At a recent con I met a fairly big name science fiction writer--multiple Hugo and Nebula awards and a publication history that goes back to when I was . . . very young. We did a panel together and, some time later, met in the Con Suite (a room at most science fiction conventions, usually with drinks and snacks, sometimes real food, where folk can relax, meet, and talk) where we chatted. One of the things he did was give me some advice on advancing my career--what cons I should attend in order to meet editors and agents in the hopes of doing business, that sort of thing.

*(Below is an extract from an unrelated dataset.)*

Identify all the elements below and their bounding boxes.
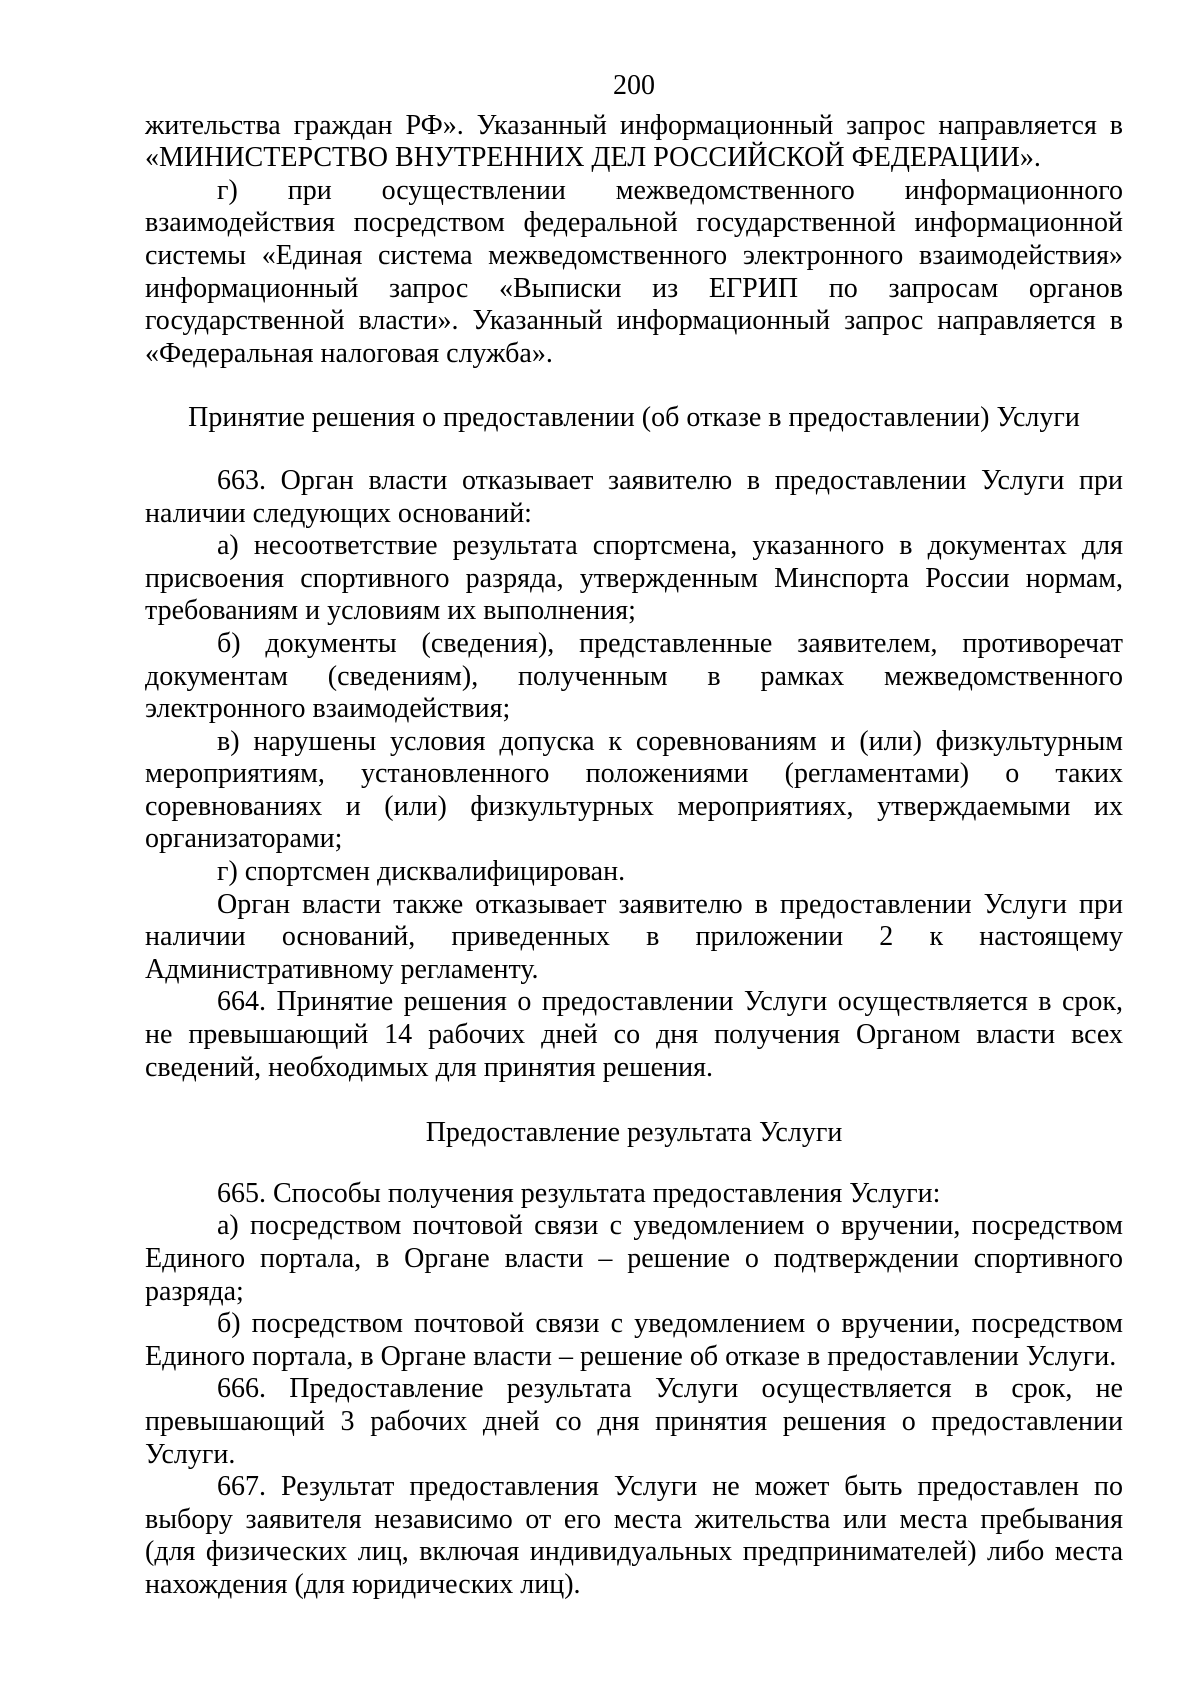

One of the things he said was that if I wanted to be successful I had to "get out of the slush pile." (the "slush pile" being that gigantic stack of manuscripts that people send in hoping to be published.) As he explained it, first readers have to reject some large number of manuscripts per hour (this is forced by the reality that a very large number of manuscripts are submitted but only a few can be published). Now, while most stories submitted can be easily rejected (bad manuscript format, poor spelling and grammar, that sort of thing) even on the "possibles" (which includes your story, right? You've cleaned up the spelling and grammar? You've made sure to put it into proper manuscript format? You've done all that right?) a decision has to be made quickly. And in that rush it's entirely possible for good stories to get overlooked. In fact, good stories are going to be rejected because there are more good stories than there are slots at any paying publishing house.

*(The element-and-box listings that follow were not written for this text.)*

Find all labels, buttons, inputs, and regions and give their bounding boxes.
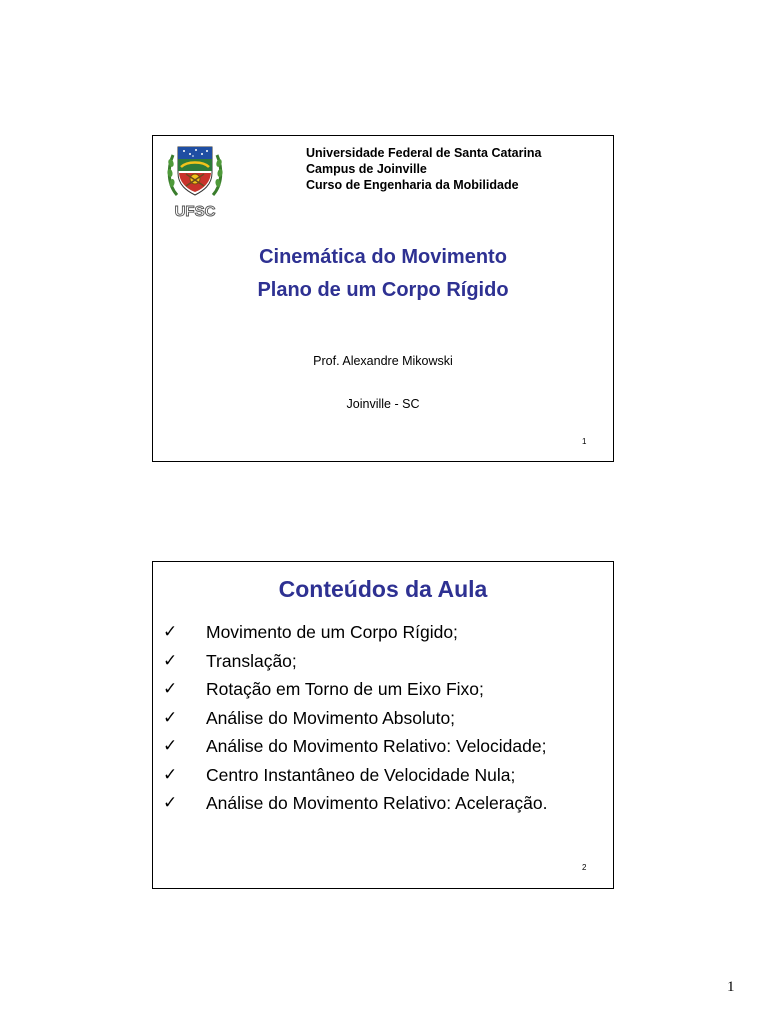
checkmark-icon: ✓: [163, 793, 178, 813]
slide-title-line: Plano de um Corpo Rígido: [257, 279, 509, 301]
slide-page-number: 1: [582, 437, 587, 446]
list-item-text: Análise do Movimento Relativo: Velocidade;: [206, 736, 547, 756]
slide-title-line: Cinemática do Movimento: [259, 246, 507, 268]
checkmark-icon: ✓: [163, 764, 178, 785]
location: Joinville - SC: [346, 397, 420, 411]
list-item-text: Rotação em Torno de um Eixo Fixo;: [206, 679, 484, 699]
course-name: Curso de Engenharia da Mobilidade: [306, 178, 519, 192]
checkmark-icon: ✓: [163, 707, 178, 728]
checkmark-icon: ✓: [163, 736, 178, 756]
list-item-text: Centro Instantâneo de Velocidade Nula;: [206, 764, 516, 785]
slide-2: [152, 561, 614, 889]
ufsc-crest-icon: [165, 141, 225, 219]
checkmark-icon: ✓: [163, 679, 178, 699]
slide-title: Conteúdos da Aula: [278, 576, 488, 602]
svg-text:UFSC: UFSC: [174, 203, 216, 219]
page-number: 1: [727, 979, 735, 995]
institution-block: [306, 145, 542, 193]
checkmark-icon: ✓: [163, 650, 178, 671]
slide-page-number: 2: [582, 863, 587, 872]
university-name: Universidade Federal de Santa Catarina: [306, 146, 542, 160]
slide-1: [152, 135, 614, 462]
slide-title: [153, 241, 613, 307]
list-item-text: Movimento de um Corpo Rígido;: [206, 622, 458, 642]
list-item-text: Translação;: [206, 650, 297, 671]
professor-name: Prof. Alexandre Mikowski: [313, 354, 453, 368]
campus-name: Campus de Joinville: [306, 162, 427, 176]
list-item-text: Análise do Movimento Absoluto;: [206, 707, 456, 728]
checkmark-icon: ✓: [163, 622, 178, 642]
list-item-text: Análise do Movimento Relativo: Aceleração.: [206, 793, 548, 813]
ufsc-logo: [165, 141, 225, 219]
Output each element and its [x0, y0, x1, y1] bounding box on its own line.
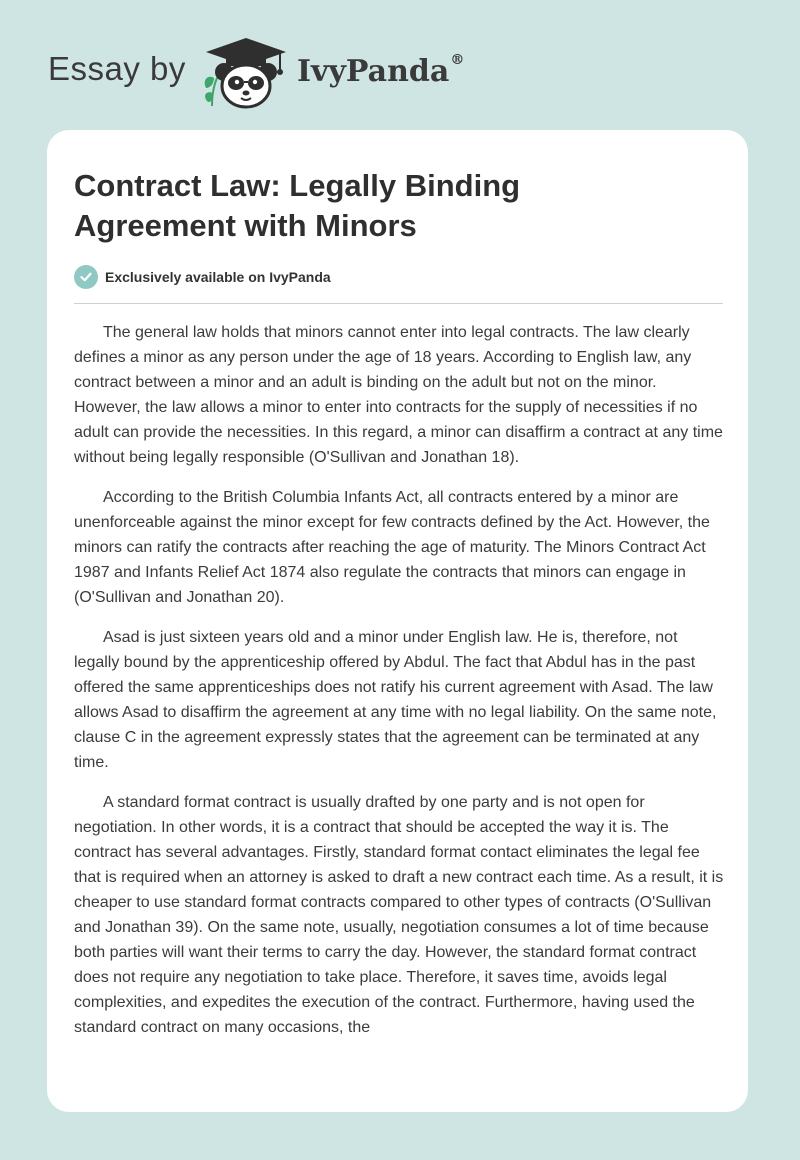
exclusive-badge-label: Exclusively available on IvyPanda — [105, 269, 331, 285]
page-title: Contract Law: Legally Binding Agreement with Minors — [74, 168, 521, 243]
paragraph: The general law holds that minors cannot enter into legal contracts. The law clearly defines a minor as any person under the age of 18 years. According to English law, any contract between a minor and an adult is binding on the adult but not on the minor. However, the law allows a minor to enter into contracts for the supply of necessities if no adult can provide the necessities. In this regard, a minor can disaffirm a contract at any time without being legally responsible (O'Sullivan and Jonathan 18). — [74, 324, 723, 466]
checkmark-icon — [74, 265, 98, 289]
brand-name[interactable] — [297, 54, 464, 89]
paragraph: According to the British Columbia Infants Act, all contracts entered by a minor are unenforceable against the minor except for few contracts defined by the Act. However, the minors can ratify the contracts after reaching the age of maturity. The Minors Contract Act 1987 and Infants Relief Act 1874 also regulate the contracts that minors can engage in (O'Sullivan and Jonathan 20). — [74, 489, 710, 606]
article-body — [74, 320, 726, 1055]
article-card — [47, 130, 748, 1112]
essay-by-label: Essay by — [48, 50, 186, 87]
site-header — [48, 30, 748, 110]
ivypanda-logo-icon[interactable] — [200, 36, 292, 110]
registered-mark: ® — [450, 52, 465, 68]
paragraph: A standard format contract is usually drafted by one party and is not open for negotiation. In other words, it is a contract that should be accepted the way it is. The contract has several advantages. Firstly, standard format contact eliminates the legal fee that is required when an attorney is asked to draft a new contract each time. As a result, it is cheaper to use standard format contracts compared to other types of contracts (O'Sullivan and Jonathan 39). On the same note, usually, negotiation consumes a lot of time because both parties will want their terms to carry the day. However, the standard format contract does not require any negotiation to take place. Therefore, it saves time, avoids legal complexities, and expedites the execution of the contract. Furthermore, having used the standard contract on many occasions, the — [74, 794, 724, 1036]
exclusive-badge — [74, 264, 331, 290]
paragraph: Asad is just sixteen years old and a minor under English law. He is, therefore, not legally bound by the apprenticeship offered by Abdul. The fact that Abdul has in the past offered the same apprenticeships does not ratify his current agreement with Asad. The law allows Asad to disaffirm the agreement at any time with no legal liability. On the same note, clause C in the agreement expressly states that the agreement can be terminated at any time. — [74, 629, 717, 771]
brand-name-text: IvyPanda — [297, 54, 450, 89]
divider — [74, 303, 723, 304]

If I understand what he was telling me, the best chance you have, if your story is any good, is if you can avoid the "slush pile" and get directly to an editor who might buy your work rather than being handled by a first reader whose job is to reject as much as he can as fast as he can.

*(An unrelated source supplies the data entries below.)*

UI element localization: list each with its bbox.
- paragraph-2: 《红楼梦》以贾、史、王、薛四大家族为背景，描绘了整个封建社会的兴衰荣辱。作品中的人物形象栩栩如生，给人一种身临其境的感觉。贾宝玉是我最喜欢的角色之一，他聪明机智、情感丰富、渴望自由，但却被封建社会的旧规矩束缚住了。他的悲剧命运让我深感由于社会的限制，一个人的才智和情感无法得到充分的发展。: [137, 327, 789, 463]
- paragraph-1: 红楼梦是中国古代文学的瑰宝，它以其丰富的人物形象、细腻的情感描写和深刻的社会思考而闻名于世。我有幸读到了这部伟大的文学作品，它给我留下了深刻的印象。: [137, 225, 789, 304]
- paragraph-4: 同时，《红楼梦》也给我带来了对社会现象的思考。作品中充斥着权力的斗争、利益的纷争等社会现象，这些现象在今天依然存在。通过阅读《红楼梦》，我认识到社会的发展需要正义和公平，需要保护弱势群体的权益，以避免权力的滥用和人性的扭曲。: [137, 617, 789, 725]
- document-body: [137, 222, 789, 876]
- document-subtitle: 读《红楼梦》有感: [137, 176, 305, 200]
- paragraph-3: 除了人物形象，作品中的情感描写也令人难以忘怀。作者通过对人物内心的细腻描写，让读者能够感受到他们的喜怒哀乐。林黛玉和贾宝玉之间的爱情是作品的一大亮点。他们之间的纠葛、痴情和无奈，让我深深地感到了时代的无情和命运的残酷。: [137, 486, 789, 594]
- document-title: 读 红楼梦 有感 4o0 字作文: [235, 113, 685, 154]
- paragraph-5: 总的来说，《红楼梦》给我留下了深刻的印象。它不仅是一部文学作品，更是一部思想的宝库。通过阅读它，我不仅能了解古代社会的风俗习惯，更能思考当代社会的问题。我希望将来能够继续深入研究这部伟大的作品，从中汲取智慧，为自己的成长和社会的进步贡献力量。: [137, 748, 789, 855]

And that was when we got to talking about conventions. A bit later I mentioned a book manuscript I was shopping around and mentioned that I was limited because only a couple of the major publishing houses accepted unagented manuscripts. He promptly named two that I had missed and mentioned that the editor of one of them had recently won a major industry award. I took out my iPod Touch and quickly noted this information down, asking the writer to repeat the name of the editor so I got it correctly.
When I got home, I mentioned this to another writer I know and in an email I laughingly said I should submit the story saying "Author XXX suggested I send this to you."
My friends reply was a single line: "Author XXX recommended you as a possible contact."
Oh. He was serious.
And so I sent off the manuscript (that publisher takes submissions via email) with a cover letter starting exactly as my friend suggested.
In a matter of a couple of hours I got a reply that said "I'll take a look on XXX's recommendation."
So two days later I get another response. "Thanks but no thanks."
Well, I got out of the slushpile but, in this case, it was just to get a faster rejection.
Oh well. That's the way the game is played.